Monday, Oct. 12, 1959

Deadlock on the Docks

From Searsport, Me. to Corpus Christi, Texas, the great ports of the eastern and southern U.S. were as idle as millponds last week, immobilized by a sudden wildcat strike by the crime-ridden International Longshoremen's Association. Pickets in New York took a "coffee break" to let Alfredo Cardinal Ottaviani, Vatican diplomat, make a hasty departure from the Vulcania without suffering the embarrassment of crossing their line. A troupe of Yemenite dancers walked ashore with their luggage on their heads, and pursers and stewards from the U.S.S. Constitution helped 983 home-coming travelers tote their baggage ashore. Perishable goods were in danger of rotting on the piers and in ships' holds, and U.S. grain exports for the Far East, South America and Europe piled up at dockside at the rate of 11 million bushels weekly.

The strike began after I.L.A. officials in New York and other Northeastern ports had signed a truce agreement with the New York Shipping Association to extend the current labor contract until Oct. 15, while negotiations for a new contract continued. Longshoremen, with a base pay of $2.80 an hour, were demanding 50-c- more. Management was offering them 30-c-, but the real issue was not wages. It was what the I.L.A. uses as a cussword: "automation." The shippers wanted to replace antiquated loading and unloading equipment with new devices--belt conveyors for the obsolescent cargo slings of clipper-ship days; electronic gantry cranes, and huge container vans with detachable wheels and chassis. Union men feared that the new equipment would also replace longshoremen, demanded a contract clause which would give the I.L.A. the right of approval on all new equipment.

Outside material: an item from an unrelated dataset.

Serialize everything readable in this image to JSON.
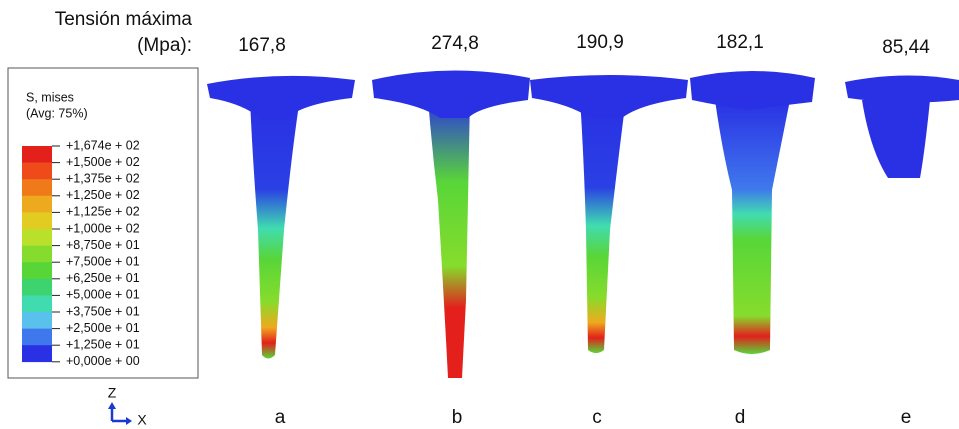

After the extension agreement had been signed in New York, Southern dock hands refused to go along because, they said, employers in South Atlantic and Gulf Coast ports had refused to make any future pay increases retroactive, as the Yankee shippers had agreed to do. From the Gulf, the strike spread swiftly north, and from the way the opposing sides talked, there seemed slight chance of quick settlement.

The whole thing, said LL.A. President William V. Bradley, was nothing less than "a dirty trick." The shippers, he cried, "knew our men in the South would not work without retroactivity. They figured that with the extension in the North

Atlantic District we would have to work ships diverted from the South. But we won't do it." Alexander P. Chopin, chairman of the New York Shipping Association, answered Bradley: "The public, which relied on the news of the extension to get thousands of tons of cargo moving toward the piers, have also been victimized by this flagrant violation of agreements. This may very well lead to one of the largest and costliest damage suits ever filed against a union."